Direktur MOLI, Donny Winarno, menyatakan bahwa proyeksi positif tersebut didorong oleh ekspansi pasar ekspor, diversifikasi segmen, serta peluang dari penggunaan bioetanol untuk kebutuhan Bahan Bakar Nabati (BBN).
“Kami melihat permintaan dari pasar ekspor cukup menjanjikan. Selain itu, kami menanti realisasi penggunaan bioetanol di dalam negeri,” ujar Donny dalam paparan publik daring, Selasa (24/6).
Target tahun ini sekaligus mencerminkan upaya MOLI untuk bangkit setelah mengalami tekanan kinerja di 2024. Berdasarkan laporan tahunan yang dipublikasikan di Bursa Efek Indonesia (BEI), pendapatan bersih MOLI pada 2024 tercatat turun 4,86% secara tahunan (year-on-year/yoy) menjadi Rp1,37 triliun, dari sebelumnya Rp1,44 triliun di 2023.
Penurunan tersebut turut menekan laba bersih yang merosot tajam hingga 84,49% dari Rp83,51 miliar menjadi Rp12,95 miliar.
Direktur Jose G. Tan menjelaskan, kinerja negatif di 2024 disebabkan oleh menurunnya permintaan etanol food-grade berkualitas tinggi, yang berdampak pada pelemahan harga baik di pasar domestik maupun internasional.
“Di saat bersamaan, kami juga menghadapi kenaikan harga bahan baku. Rata-rata harga molasses di semester II 2024 naik sekitar 15%,” jelasnya.
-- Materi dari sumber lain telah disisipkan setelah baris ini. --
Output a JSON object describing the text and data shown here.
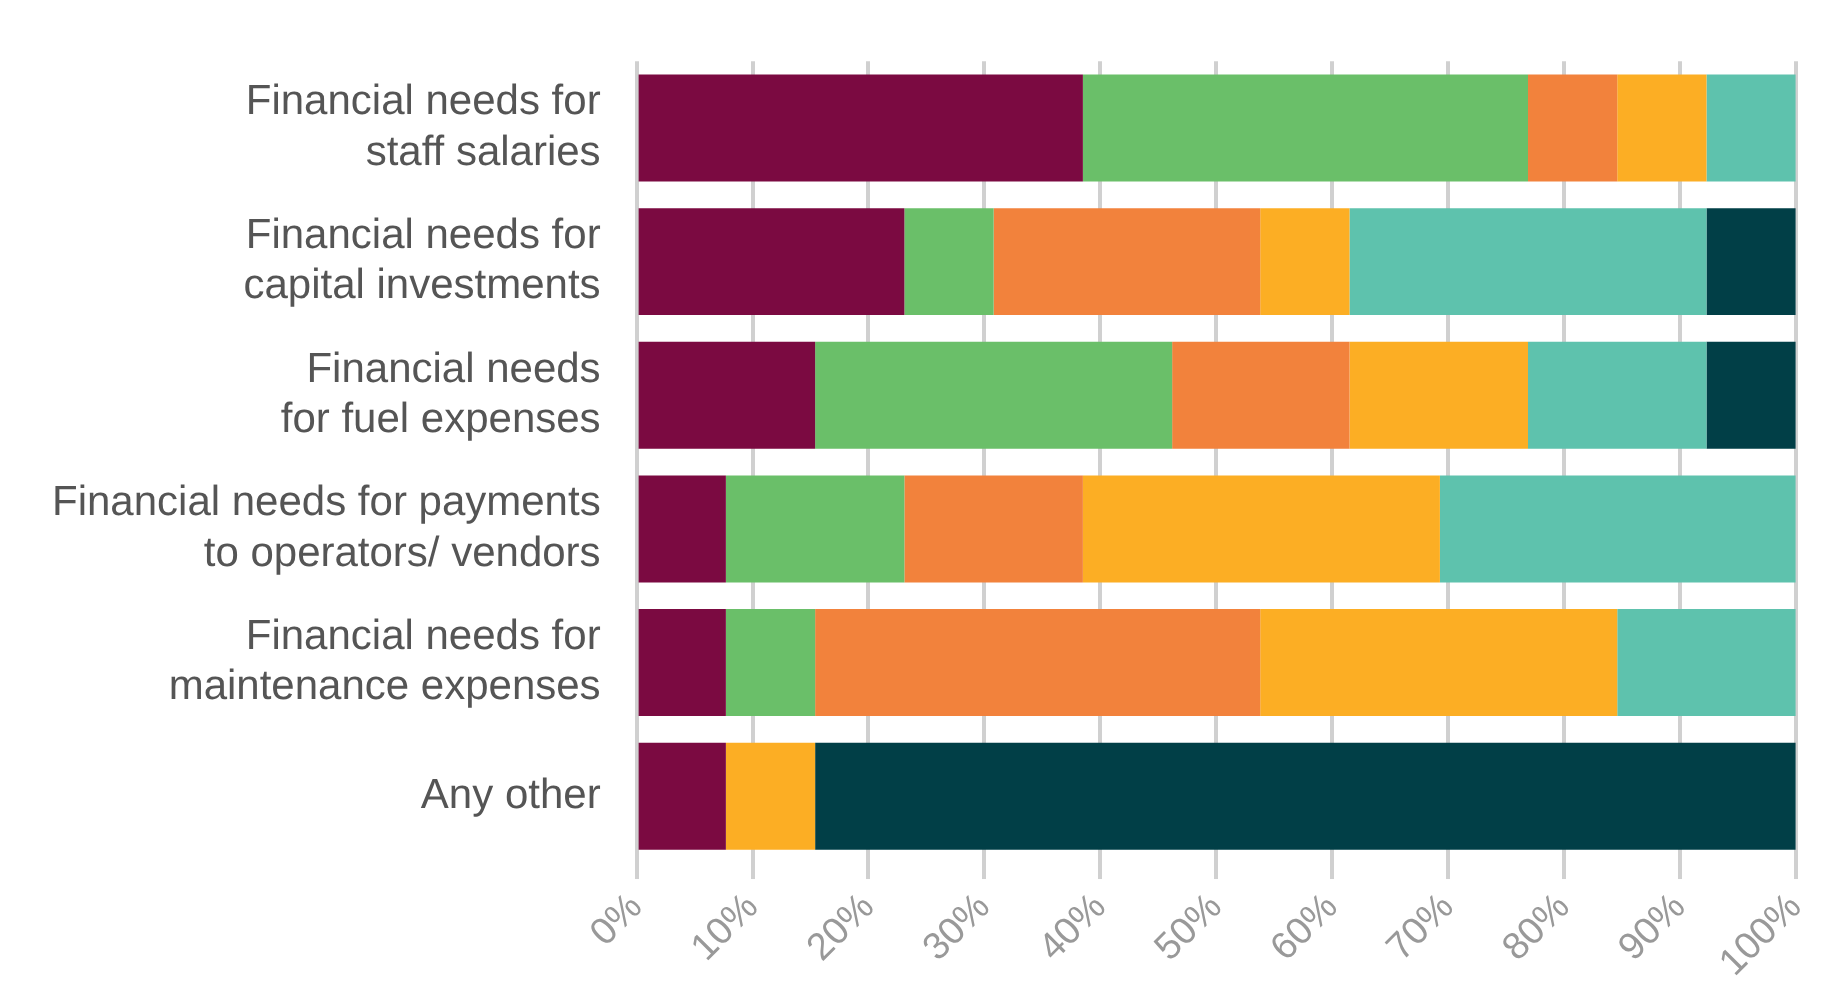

Namun memasuki 2025, Jose menyampaikan bahwa tren mulai menunjukkan perbaikan. Normalisasi harga molasses dan mulai pulihnya harga jual etanol diyakini dapat mendorong pemulihan kinerja MOLI. Optimisme ini tercermin dari kinerja kuartal I-2025, di mana pendapatan naik 19,56% yoy menjadi Rp366,07 miliar. Sementara laba bersih juga tumbuh 28,24% menjadi Rp7,40 miliar.
Strategi perusahaan ke depan mencakup peningkatan efisiensi operasional, ekspansi pasar ekspor, serta pengembangan produk baru.
“Kami akan fokus pada pasar niche dengan permintaan etanol berkualitas tinggi, termasuk untuk segmen minuman dan energi,” kata Donny.
Meski demikian, Donny juga menyoroti sejumlah tantangan yang dihadapi industri, seperti oversupply domestik, kebijakan bebas bea masuk etanol dari Pakistan, dan regulasi ekspor yang belum maksimal. Oleh karenanya, MOLI akan lebih fokus pada pasar ekspor dengan margin lebih tinggi.
Ia juga menambahkan bahwa faktor eksternal seperti penguatan nilai tukar dolar AS serta komitmen pemerintah dalam mendorong pemanfaatan bioetanol menjadi peluang strategis yang bisa dimaksimalkan MOLI.
Untuk mendukung rencana ekspansi dan peningkatan kualitas produksi, MOLI mengalokasikan belanja modal (capital expenditure/capex) sebesar Rp80 miliar di 2025. Dana ini akan difokuskan pada modernisasi fasilitas manufaktur, peningkatan efisiensi, serta kegiatan riset dan pengembangan produk.
“Investasi ini kami arahkan untuk mendukung pertumbuhan jangka panjang perusahaan,” ujar Jose.
Sebagai pembanding, pada 2024 MOLI menganggarkan capex senilai Rp30 miliar, dengan realisasi sebesar Rp19,4 miliar. Sebagian besar dana tersebut digunakan untuk perbaikan dan peningkatan efisiensi peralatan produksi.